* Nigerian militants say Shell pipeline attacked
* Shell says pipeline junction point shut
* Oil to average $70 a barrel in 2010 - poll
* U.S. GDP shrinks slightly less in Q1 than first thought
(New throughout, updates prices, market activity)
By David Sheppard
LONDON, June 25 (Reuters) - Oil prices rose more than a dollar to near $70 a barrel on Thursday after Nigeria's main militant group shut down one of Royal Dutch Shell's <RDSa.L> pipeline junction points, heightening concerns about supplies from the region.
U.S. crude futures <CLc1> for August gained $1.19 to $69.86 a barrel by 1545 GMT. London Brent crude <LCOc1> rose $1.40 to $69.73 a barrel.

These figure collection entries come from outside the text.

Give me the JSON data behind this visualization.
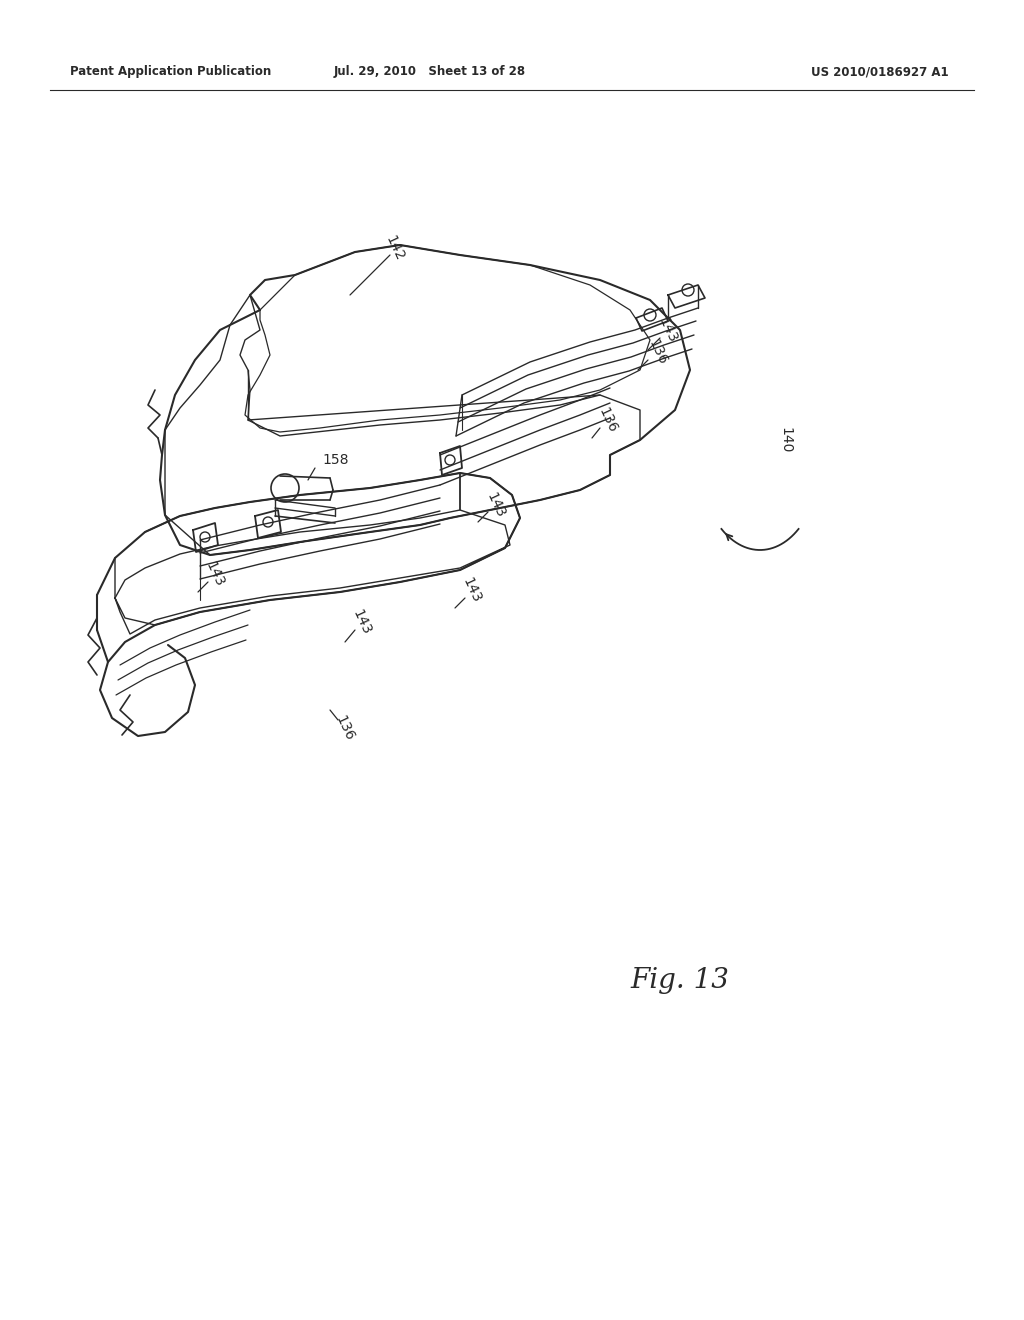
{
  "header_left": "Patent Application Publication",
  "header_mid": "Jul. 29, 2010   Sheet 13 of 28",
  "header_right": "US 2010/0186927 A1",
  "fig_label": "Fig. 13",
  "background_color": "#ffffff",
  "line_color": "#2a2a2a",
  "lw_outer": 1.4,
  "lw_inner": 0.9,
  "lw_rail": 1.1,
  "label_fontsize": 9.0,
  "fig_fontsize": 20
}
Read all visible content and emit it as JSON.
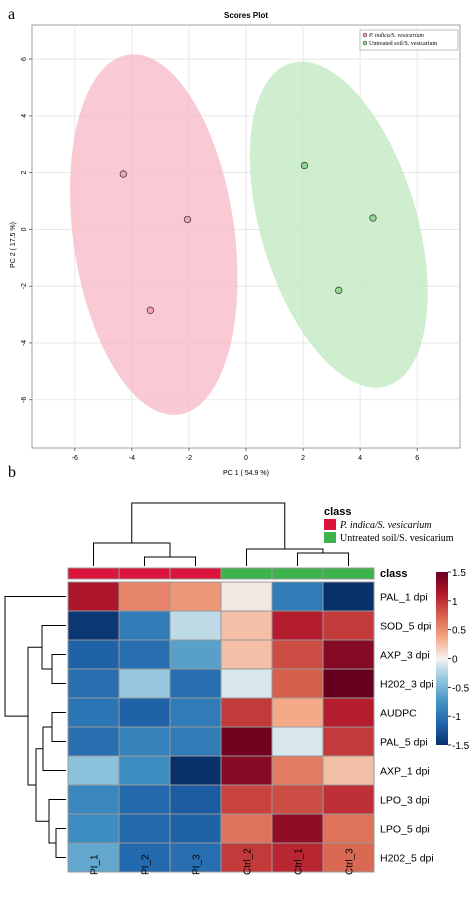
{
  "panel_a_letter": "a",
  "panel_b_letter": "b",
  "chart_data": [
    {
      "type": "scatter",
      "title": "Scores Plot",
      "xlabel": "PC 1 ( 54.9 %)",
      "ylabel": "PC 2 ( 17.5 %)",
      "xlim": [
        -7.5,
        7.5
      ],
      "ylim": [
        -7.7,
        7.2
      ],
      "xticks": [
        -6,
        -4,
        -2,
        0,
        2,
        4,
        6
      ],
      "yticks": [
        -6,
        -4,
        -2,
        0,
        2,
        4,
        6
      ],
      "grid": true,
      "legend_position": "top-right",
      "series": [
        {
          "name": "P. indica/S. vesicarium",
          "color": "#f4a3b4",
          "ellipse_color": "#f7b8c4",
          "points": [
            {
              "x": -4.3,
              "y": 1.95
            },
            {
              "x": -2.05,
              "y": 0.35
            },
            {
              "x": -3.35,
              "y": -2.85
            }
          ]
        },
        {
          "name": "Untreated soil/S. vesicarium",
          "color": "#8fd694",
          "ellipse_color": "#bfe8c0",
          "points": [
            {
              "x": 2.05,
              "y": 2.25
            },
            {
              "x": 4.45,
              "y": 0.4
            },
            {
              "x": 3.25,
              "y": -2.15
            }
          ]
        }
      ]
    },
    {
      "type": "heatmap",
      "columns": [
        "PI_1",
        "PI_2",
        "PI_3",
        "Ctrl_2",
        "Ctrl_1",
        "Ctrl_3"
      ],
      "rows": [
        "PAL_1 dpi",
        "SOD_5 dpi",
        "AXP_3 dpi",
        "H202_3 dpi",
        "AUDPC",
        "PAL_5 dpi",
        "AXP_1 dpi",
        "LPO_3 dpi",
        "LPO_5 dpi",
        "H202_5 dpi"
      ],
      "values": [
        [
          1.15,
          0.55,
          0.45,
          0.05,
          -0.95,
          -1.55
        ],
        [
          -1.45,
          -0.95,
          -0.2,
          0.25,
          1.1,
          0.95
        ],
        [
          -1.15,
          -1.05,
          -0.65,
          0.25,
          0.85,
          1.35
        ],
        [
          -1.05,
          -0.35,
          -1.05,
          -0.1,
          0.75,
          1.55
        ],
        [
          -1.0,
          -1.15,
          -0.95,
          0.95,
          0.35,
          1.1
        ],
        [
          -1.05,
          -0.9,
          -0.95,
          1.45,
          -0.1,
          0.95
        ],
        [
          -0.4,
          -0.8,
          -1.5,
          1.35,
          0.6,
          0.25
        ],
        [
          -0.85,
          -1.1,
          -1.2,
          0.9,
          0.85,
          1.0
        ],
        [
          -0.8,
          -1.1,
          -1.15,
          0.65,
          1.3,
          0.65
        ],
        [
          -0.6,
          -1.1,
          -1.05,
          0.95,
          1.05,
          0.7
        ]
      ],
      "col_class": [
        "P. indica/S. vesicarium",
        "P. indica/S. vesicarium",
        "P. indica/S. vesicarium",
        "Untreated soil/S. vesicarium",
        "Untreated soil/S. vesicarium",
        "Untreated soil/S. vesicarium"
      ],
      "class_label": "class",
      "legend_title": "class",
      "legend": [
        {
          "name": "P. indica/S. vesicarium",
          "color": "#dc143c"
        },
        {
          "name": "Untreated soil/S. vesicarium",
          "color": "#3cb44b"
        }
      ],
      "color_scale": {
        "min": -1.5,
        "max": 1.5,
        "ticks": [
          1.5,
          1,
          0.5,
          0,
          -0.5,
          -1,
          -1.5
        ],
        "stops": [
          "#08306b",
          "#2166ac",
          "#4393c3",
          "#92c5de",
          "#f2f2f2",
          "#f4a582",
          "#d6604d",
          "#b2182b",
          "#67001f"
        ]
      }
    }
  ]
}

In the latest in a string of attacks in Nigeria, Africa's biggest oil producer, the Movement for the Emancipation of the Niger Delta (MEND), said it had sabotaged the Billie-Krakama pipeline in Rivers State, which supplies one of the country's main export terminals. [
]Attacks from MEND have forced foreign oil companies, including U.S. oil major Chevron <CVX.N> and Italy's Agip <ENI.MI>, to shut at least 133,000 barrels per day of oil production in the last month. [
]Shell said it had shut down one of its pipeline junction points on Thursday but declined to say whether any oil production had been affected.
"Nigeria's MEND rebels have escalated their activities recently and are certainly a supportive influence (to oil prices)," Mike Fitzpatrick, vice president at MF Global in New York, said in a research note.
Falling demand for oil sent oil prices crashing from record highs close to $150 a barrel last July towards $30 a barrel at the turn of the year. Since mid-April, however, prices have risen sharply on prospects for an economic recovery.
A Reuters poll of industry analysts showed oil prices are expected to average more than $70 a barrel in 2010, compared with the latest forecast average of $56.59 for this year. [
]RISING INVENTORIES
On Wednesday, U.S. government data showed stocks of gasoline in the world's largest energy consumer rose 3.9 million barrels last week, exceeding analysts' predictions. Stocks of distillates -- such as diesel and heating oil -- have risen to 10-year highs due to the recession.
But prices took support from a large drop in stockpiles of crude oil, which declined by 3.8 million barrels last week.
The U.S. economy shrank slightly less in early 2009 than previously thought, the government reported on Thursday, though there was widespread weakness in activity and demand was soft. Gross domestic product dropped 5.5 percent in the first quarter, from 6.3 percent in the last quarter of 2008.
Separately, the Labor Department said the number of workers filing new claims for jobless benefits unexpectedly rose last week by 15,000 to a seasonally adjusted 627,000 -- a measure of the strain still faced by hard-pressed consumers.